Is there anything more that I can do to help?

Dat_Tran · March 8, 2021, 8:28pm

it is too late since it is only 4 hours ago.

But we did some change in network, hope it help.

Or give us a small project that we can reproduce.

Thanks.

LucaP · March 8, 2021, 8:50pm

I understand it’s too late for preview 4. But do you have the fix described in the forum post in the tinyclr software?

I will try with preview 4 tomorrow. I’m not sure if a sample project will help because this problem is very hard to reproduce and can take hours to occur. It even seems like it won’t occur at all on a non busy network.

Dat_Tran · March 8, 2021, 8:58pm

Nightmare is coming :d

Not yet, but we can take a look.

LucaP · March 9, 2021, 2:30pm

I’ve managed to get this problem to be reproducible on my desk. It does seem to be a packet collision of some sort, because it only happens on busy networks.

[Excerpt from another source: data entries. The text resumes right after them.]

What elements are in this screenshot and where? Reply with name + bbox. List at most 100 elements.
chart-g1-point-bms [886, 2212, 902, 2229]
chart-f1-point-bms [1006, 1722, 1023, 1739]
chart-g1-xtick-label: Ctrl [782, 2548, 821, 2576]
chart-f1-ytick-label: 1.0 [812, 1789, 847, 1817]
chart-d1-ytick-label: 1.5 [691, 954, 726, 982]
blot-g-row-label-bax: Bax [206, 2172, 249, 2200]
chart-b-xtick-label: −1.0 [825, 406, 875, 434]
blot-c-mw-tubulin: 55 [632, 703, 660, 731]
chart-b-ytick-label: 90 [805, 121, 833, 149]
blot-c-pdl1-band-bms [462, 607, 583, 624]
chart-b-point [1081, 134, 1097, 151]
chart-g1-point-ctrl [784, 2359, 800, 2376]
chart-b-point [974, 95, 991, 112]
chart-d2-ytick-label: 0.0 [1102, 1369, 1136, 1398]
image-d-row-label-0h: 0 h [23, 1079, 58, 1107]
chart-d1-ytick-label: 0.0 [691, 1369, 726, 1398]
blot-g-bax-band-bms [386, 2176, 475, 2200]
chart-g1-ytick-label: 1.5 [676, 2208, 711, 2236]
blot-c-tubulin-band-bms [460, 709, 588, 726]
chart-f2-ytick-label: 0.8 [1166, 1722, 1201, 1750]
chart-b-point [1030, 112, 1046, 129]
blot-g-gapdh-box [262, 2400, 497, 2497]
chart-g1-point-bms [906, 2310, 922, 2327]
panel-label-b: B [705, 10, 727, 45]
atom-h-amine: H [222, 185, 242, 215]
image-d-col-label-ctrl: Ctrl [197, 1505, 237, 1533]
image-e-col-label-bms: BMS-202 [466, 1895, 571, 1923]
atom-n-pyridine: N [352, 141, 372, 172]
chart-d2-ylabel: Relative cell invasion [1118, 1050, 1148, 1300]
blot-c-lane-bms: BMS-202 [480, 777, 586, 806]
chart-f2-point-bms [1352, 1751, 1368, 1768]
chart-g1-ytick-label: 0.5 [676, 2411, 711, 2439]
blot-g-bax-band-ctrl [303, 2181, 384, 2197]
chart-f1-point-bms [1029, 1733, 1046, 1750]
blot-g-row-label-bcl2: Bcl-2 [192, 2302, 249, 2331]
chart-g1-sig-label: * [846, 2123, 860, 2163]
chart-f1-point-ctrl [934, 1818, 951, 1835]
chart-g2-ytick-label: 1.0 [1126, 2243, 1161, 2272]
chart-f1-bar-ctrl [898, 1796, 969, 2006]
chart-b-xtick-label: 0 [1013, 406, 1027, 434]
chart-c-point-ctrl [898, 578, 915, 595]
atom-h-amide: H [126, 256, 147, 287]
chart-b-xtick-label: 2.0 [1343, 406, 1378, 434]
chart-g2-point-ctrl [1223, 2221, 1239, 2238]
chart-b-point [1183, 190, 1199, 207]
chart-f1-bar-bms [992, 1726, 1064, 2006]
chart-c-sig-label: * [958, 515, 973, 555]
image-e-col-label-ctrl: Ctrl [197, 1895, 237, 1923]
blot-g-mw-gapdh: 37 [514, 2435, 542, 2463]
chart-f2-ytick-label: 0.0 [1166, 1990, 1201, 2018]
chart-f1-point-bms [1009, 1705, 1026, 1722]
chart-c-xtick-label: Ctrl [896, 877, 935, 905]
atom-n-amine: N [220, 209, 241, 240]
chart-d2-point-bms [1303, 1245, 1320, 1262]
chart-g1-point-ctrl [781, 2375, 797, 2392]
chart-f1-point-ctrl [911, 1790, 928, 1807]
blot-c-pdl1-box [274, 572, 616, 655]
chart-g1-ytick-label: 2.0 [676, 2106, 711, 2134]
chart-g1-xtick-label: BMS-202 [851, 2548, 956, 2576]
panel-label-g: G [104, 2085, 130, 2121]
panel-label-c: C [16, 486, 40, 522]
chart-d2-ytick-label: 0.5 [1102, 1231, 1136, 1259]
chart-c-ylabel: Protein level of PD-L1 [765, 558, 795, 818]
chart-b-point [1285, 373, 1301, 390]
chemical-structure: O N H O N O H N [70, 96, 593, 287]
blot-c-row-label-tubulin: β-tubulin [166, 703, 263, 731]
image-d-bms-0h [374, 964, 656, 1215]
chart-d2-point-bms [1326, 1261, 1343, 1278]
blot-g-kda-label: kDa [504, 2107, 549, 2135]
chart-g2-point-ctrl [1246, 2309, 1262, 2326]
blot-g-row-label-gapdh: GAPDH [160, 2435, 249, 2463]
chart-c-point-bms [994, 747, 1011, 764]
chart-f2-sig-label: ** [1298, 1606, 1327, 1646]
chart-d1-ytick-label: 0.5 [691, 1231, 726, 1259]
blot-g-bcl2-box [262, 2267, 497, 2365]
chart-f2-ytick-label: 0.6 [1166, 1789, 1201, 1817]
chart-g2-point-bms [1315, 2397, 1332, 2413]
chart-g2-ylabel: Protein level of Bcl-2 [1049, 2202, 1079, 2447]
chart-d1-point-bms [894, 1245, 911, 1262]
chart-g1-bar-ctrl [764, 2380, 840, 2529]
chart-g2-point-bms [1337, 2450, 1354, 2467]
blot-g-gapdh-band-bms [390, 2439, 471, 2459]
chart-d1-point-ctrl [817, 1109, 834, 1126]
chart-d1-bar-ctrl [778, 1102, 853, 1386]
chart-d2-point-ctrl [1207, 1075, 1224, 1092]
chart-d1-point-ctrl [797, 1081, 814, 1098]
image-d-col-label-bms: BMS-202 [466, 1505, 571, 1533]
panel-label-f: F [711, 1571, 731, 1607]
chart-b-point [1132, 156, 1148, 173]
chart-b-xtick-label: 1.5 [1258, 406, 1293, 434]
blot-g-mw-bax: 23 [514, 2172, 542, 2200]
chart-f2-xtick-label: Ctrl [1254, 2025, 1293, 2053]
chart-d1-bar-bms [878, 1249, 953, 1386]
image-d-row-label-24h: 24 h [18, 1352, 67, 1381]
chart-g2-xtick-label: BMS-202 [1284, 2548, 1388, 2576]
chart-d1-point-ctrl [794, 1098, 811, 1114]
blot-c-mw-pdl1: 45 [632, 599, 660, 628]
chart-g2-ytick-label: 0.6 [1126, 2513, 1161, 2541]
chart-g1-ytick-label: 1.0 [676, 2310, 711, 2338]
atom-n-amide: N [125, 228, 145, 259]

The way I reproduced this problem is by connecting my module to my companies network, this makes sure there is atleast some noise (like ARPs) coming by over the network.

On top of that, I am using a small java tool to ping the module extremely extremely fast. I have this tool open four times, this decreases the time it takes for the problem to occur since it makes for more traffic.

I have been able to reproduce this using the SC20100 dev board with a mikroe ENC28J60 click running preview 4 of TinyCLR. This means you should be able to reproduce this problem at GHI.

It seems to have something to do with USB Host. When I don’t enable the USB host in my code, the network does stop working after a few minutes, but the rest of the program (in this case the led blink) keeps on working after the network crashes. If I enable USB host, the entire system crashes.

If you want to reproduce this, use this tool. I have used this command to run my pings:
fastping -n:100000 -l:32 -ms:0 -i:2 192.168.31.1
You can change the IP to what you want, I would recommend leaving the rest of the settings intact.

It’s important to have at least two cmd windows with this tool open at the same time. Since they wait for a reply before resending a ping, there is zero chance of a collision if you only have 1 window. As I said, I use 4 windows at a time to get the error after only a couple minutes, sometimes even faster. Since your circumstances might be different, I would recommend trying it out for atleast an hour before making any conclusions because it has taken upwards of two hours for me to have this problem occur.

I have attached a sample project that will work on the SC20100 dev board. This code doesnt do anything extra on the network, it just connects to the network and responds to the pings. When you run this program and point the four fastpings to it, you will find that the pings will drop after a few minutes (could be longer depending on circumstances). At the same time, the PB0 LED on the devboard will stop blinking indicating the board has crashed. If you had your debugger atttached, you would see the message
TinyCLR application: Managed' has exited with code 0 (0x0).

I hope this is enough info for you to reproduce and hopefully fix this problem with the upcoming rc1 release Should I create a github issue for the matter?

I want to give a special thanks to @mcalsyn for pointing me in the right direction, I don’t think I would have ever found this without your help

LucaP · March 15, 2021, 9:50am

Is there any update regarding this problem? Are you able to reproduce the problem?

Dat_Tran · March 15, 2021, 1:20pm

Not yet, we are busy with other thing, will be back preview soon.

Dat_Tran · April 14, 2021, 5:16pm

Can you please share the sample project again? It is expired.

Thanks

LucaP · April 14, 2021, 6:11pm

I’ll do this when I get back to my computer tomorrow. You’ll have it when you wake up!

Altough, @Gus_Issa seems to have a weird sleep schedule sometimes

Dat_Tran · April 14, 2021, 6:18pm

another question, we have tried with 6 cmd window and run your fastping app, use your command, about 20 min, not found any issue.

We write the app as you suggested (ENC-SC20100 Dev), just connect network and response the ping with another thread blinking led.

Any other suggestion to reproduce. After few minutes, the app stop with the screen below:

LucaP · April 14, 2021, 6:24pm

Are you connecting the module directly to your pc?

It’s important to have it on a switch that has more traffic than just this module running.